When Nigeria failed to achieve the Millennium Development Goals, various factors were cited and relevant stakeholders were equally referenced. The exponential growth of poverty rate, insecurity, social inequality, absence of inclusive growth and youth unemployment were largely considered as the factors. As stakeholders in the industry and academia continue engaging and finding relevant and relatable projects that would help the country achieve the new Goals -Sustainable Development Goals, it has occurred that the challenges and others would likely impact the attainment of the Goals.
In one of the previous analyses, our analyst reported that Nigerian professionals are discussing suitable ideas for the realisation of the new goals. However, analysis of the country’s SDGs Indicators Baseline Report indicates that 29.41% of the SDGs indicators could be tracked successfully, as intervention projects and programmes are being developed and executed by various stakeholders, using existing data sources. These sources are largely from the national agencies, Ministries and global organisations such as the World Health Organisation, the Food and Agriculture Organisation among others.
Exhibit 1: Classifications of Data Source Availability for SDGs Programme Intervention and Tracking
The availability of the data sources was classified into highly available, moderately available and not highly available by our analyst. These classifications were in line with the OSSAP-SDGs and National Bureau of Statistics’ results, discovered based on the number of data sources identified for each Goal’s tracking indicators. Highly available represents availability of data sources for all indicators Nigeria needs to track for a Goal. Moderately available means that Nigeria has some data sources for the indicators that need to be tracked and measured to determine progress and the possibility of meeting the Goal.
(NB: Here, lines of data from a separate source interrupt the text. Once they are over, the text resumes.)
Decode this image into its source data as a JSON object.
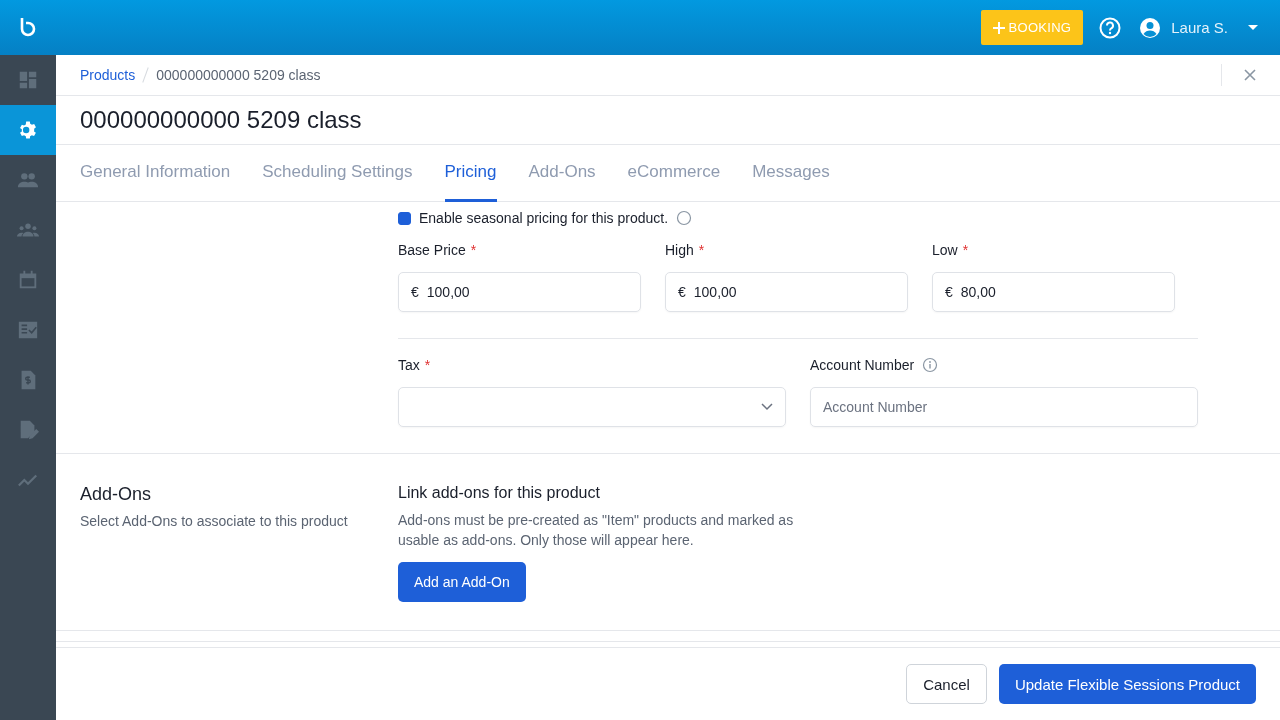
{
  "topbar": {
    "booking_button": "BOOKING",
    "user_name": "Laura S."
  },
  "sidebar": {
    "items": [
      {
        "kind": "dashboard",
        "selected": false
      },
      {
        "kind": "settings",
        "selected": true
      },
      {
        "kind": "people",
        "selected": false
      },
      {
        "kind": "groups",
        "selected": false
      },
      {
        "kind": "calendar",
        "selected": false
      },
      {
        "kind": "checklist",
        "selected": false
      },
      {
        "kind": "invoice",
        "selected": false
      },
      {
        "kind": "document-edit",
        "selected": false
      },
      {
        "kind": "chart",
        "selected": false
      }
    ]
  },
  "breadcrumb": [
    {
      "label": "Products",
      "kind": "link"
    },
    {
      "label": "000000000000 5209 class",
      "kind": "current"
    }
  ],
  "title": "000000000000 5209 class",
  "tabs": [
    {
      "label": "General Information",
      "selected": false
    },
    {
      "label": "Scheduling Settings",
      "selected": false
    },
    {
      "label": "Pricing",
      "selected": true
    },
    {
      "label": "Add-Ons",
      "selected": false
    },
    {
      "label": "eCommerce",
      "selected": false
    },
    {
      "label": "Messages",
      "selected": false
    }
  ],
  "pricing": {
    "seasonal_checkbox": {
      "label": "Enable seasonal pricing for this product.",
      "checked": true
    },
    "prices": [
      {
        "label": "Base Price",
        "required_mark": "*",
        "currency": "€",
        "value": "100,00"
      },
      {
        "label": "High",
        "required_mark": "*",
        "currency": "€",
        "value": "100,00"
      },
      {
        "label": "Low",
        "required_mark": "*",
        "currency": "€",
        "value": "80,00"
      }
    ],
    "tax": {
      "label": "Tax",
      "required_mark": "*"
    },
    "account_number": {
      "label": "Account Number",
      "placeholder": "Account Number"
    }
  },
  "addons": {
    "title": "Add-Ons",
    "description": "Select Add-Ons to associate to this product",
    "heading": "Link add-ons for this product",
    "help": "Add-ons must be pre-created as \"Item\" products and marked as usable as add-ons. Only those will appear here.",
    "button": "Add an Add-On"
  },
  "footer": {
    "buttons": [
      {
        "label": "Cancel",
        "kind": "secondary"
      },
      {
        "label": "Update Flexible Sessions Product",
        "kind": "primary"
      }
    ]
  }
}
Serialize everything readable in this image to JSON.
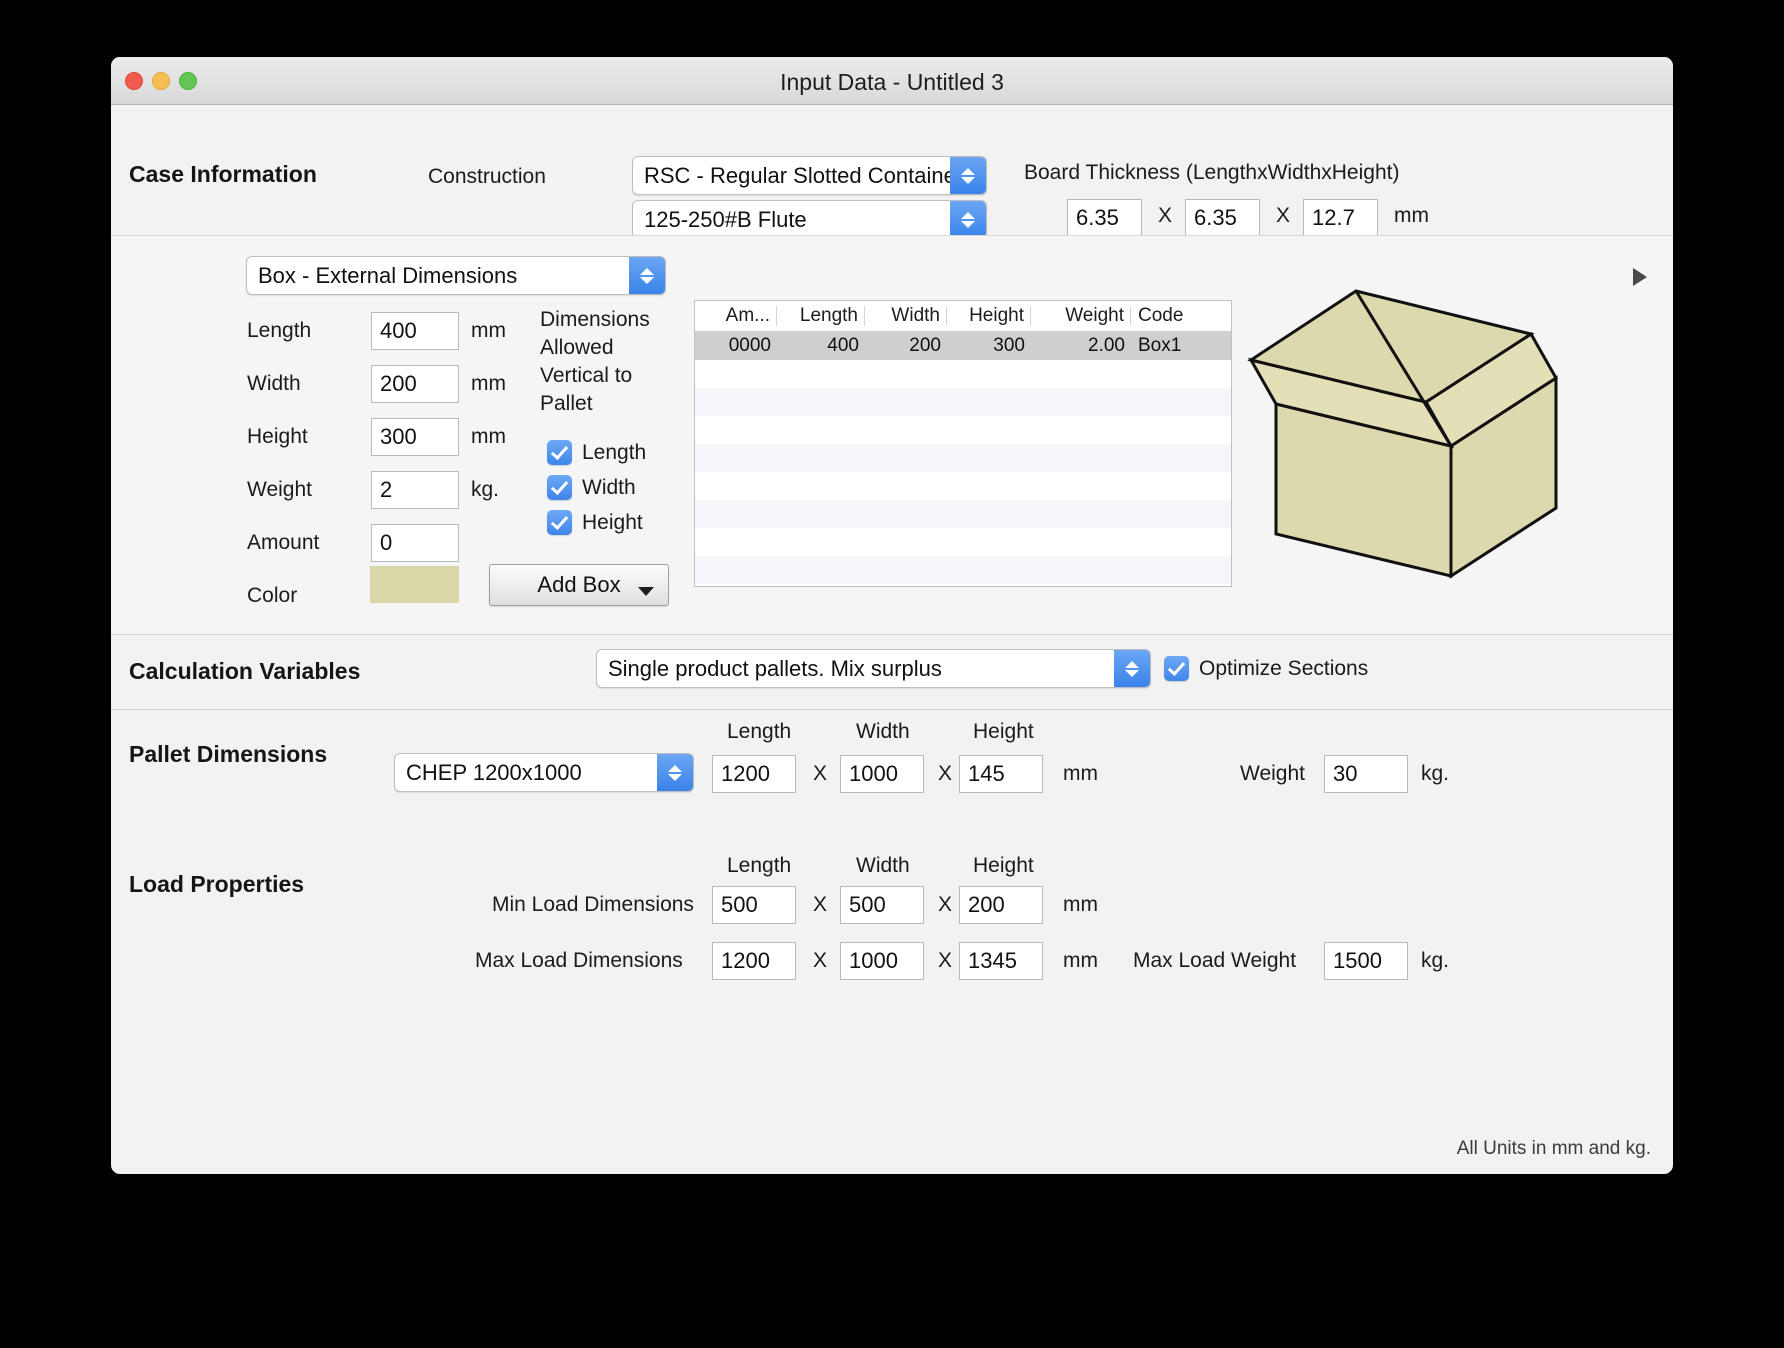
{
  "window": {
    "title": "Input Data - Untitled 3"
  },
  "case_information": {
    "heading": "Case Information",
    "construction_label": "Construction",
    "construction_value": "RSC - Regular Slotted Container",
    "flute_value": "125-250#B Flute",
    "board_thickness_label": "Board Thickness (LengthxWidthxHeight)",
    "thickness_length": "6.35",
    "thickness_width": "6.35",
    "thickness_height": "12.7",
    "separator": "X",
    "unit": "mm"
  },
  "box_section": {
    "mode_value": "Box - External Dimensions",
    "length_label": "Length",
    "length_value": "400",
    "width_label": "Width",
    "width_value": "200",
    "height_label": "Height",
    "height_value": "300",
    "weight_label": "Weight",
    "weight_value": "2",
    "amount_label": "Amount",
    "amount_value": "0",
    "color_label": "Color",
    "color_swatch": "#d9d6a8",
    "unit_mm": "mm",
    "unit_kg": "kg.",
    "allowed_title": "Dimensions Allowed Vertical to Pallet",
    "allowed": [
      {
        "label": "Length",
        "checked": true
      },
      {
        "label": "Width",
        "checked": true
      },
      {
        "label": "Height",
        "checked": true
      }
    ],
    "add_box_label": "Add Box",
    "table": {
      "columns": [
        "Am...",
        "Length",
        "Width",
        "Height",
        "Weight",
        "Code"
      ],
      "rows": [
        [
          "0000",
          "400",
          "200",
          "300",
          "2.00",
          "Box1"
        ]
      ]
    }
  },
  "calculation_variables": {
    "heading": "Calculation Variables",
    "mode_value": "Single product pallets. Mix surplus",
    "optimize_label": "Optimize Sections",
    "optimize_checked": true
  },
  "pallet_dimensions": {
    "heading": "Pallet Dimensions",
    "pallet_value": "CHEP 1200x1000",
    "col_length": "Length",
    "col_width": "Width",
    "col_height": "Height",
    "length_value": "1200",
    "width_value": "1000",
    "height_value": "145",
    "separator": "X",
    "unit": "mm",
    "weight_label": "Weight",
    "weight_value": "30",
    "weight_unit": "kg."
  },
  "load_properties": {
    "heading": "Load Properties",
    "col_length": "Length",
    "col_width": "Width",
    "col_height": "Height",
    "min_label": "Min Load Dimensions",
    "min_length": "500",
    "min_width": "500",
    "min_height": "200",
    "max_label": "Max Load Dimensions",
    "max_length": "1200",
    "max_width": "1000",
    "max_height": "1345",
    "separator": "X",
    "unit": "mm",
    "max_weight_label": "Max Load Weight",
    "max_weight_value": "1500",
    "max_weight_unit": "kg."
  },
  "footer": {
    "note": "All Units in mm and kg."
  }
}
Not highly available indicates absolute lack of data sources for the same purposes.
Goal 1: End poverty in all its forms everywhere; Goal 5: Achieve gender equality and empower all women and girls; Goal 7: Ensure access to affordable, reliable, sustainable and modern energy for all; Goal 12: Ensure sustainable consumption and production patterns; Goal 13: Take urgent action to combat climate change and its impacts.
Goal 2: End hunger, achieve food security and improved nutrition and promote; Goal 3: Ensure healthy lives and promote wellbeing for all at all ages; Goal 9: Build resilient infrastructure, promote inclusive and sustainable industrialization and foster innovation; Goal 10: Reduce inequality within and among countries; Goal 11: Make cities and human settlements inclusive, safe, resilient and sustainable; Goal 14: Conserve and sustainably use the oceans, seas and marine resources for sustainable development; Goal 15: Protect, restore and promote sustainable use of terrestrial ecosystems, sustainably manage forests, combat desertification, and halt and reverse land degradation and biodiversity loss; Goal 16: Promote peaceful and inclusive societies for sustainable development, provide access to justice for all and build effective, accountable and inclusive institutions at all levels; Goal 17: Strengthen the means of implementation and revitalize the Global Partnership for Sustainable Development.
Not Highly Available
Goal 4: Ensure inclusive and equitable quality education and promote lifelong learning; Goal 6: Ensure availability and sustainable management of water and sanitation; Goal 8: Promote sustained, inclusive and sustainable economic growth, full and productive employment and decent work for all.
These insights have further confirmed our earlier position that businesses and scholars need to help Nigeria in its quest of attaining the SDGs. It is equally important that citizens assist businesses, scholars and governments in their efforts of collecting and managing necessary data for project intervention and monitoring of the indicators of each Goal. This is essential as the country has less than 10 years for realising all the Goals.
Macro stakeholders such as the businesses, scholars and governments cannot have the needed data without the support of the micro stakeholders such as individuals, community leaders, association leaders among others at the community and group levels. There must be a change to the way citizens react to data collection projects. When researches are being done for development purposes, the studies should not be always seen as mere exercises. Political leaders at all levels also need to refine their political will, especially funding data collection projects across the country. This is highly essential for the SDGs that have moderately and not highly available status.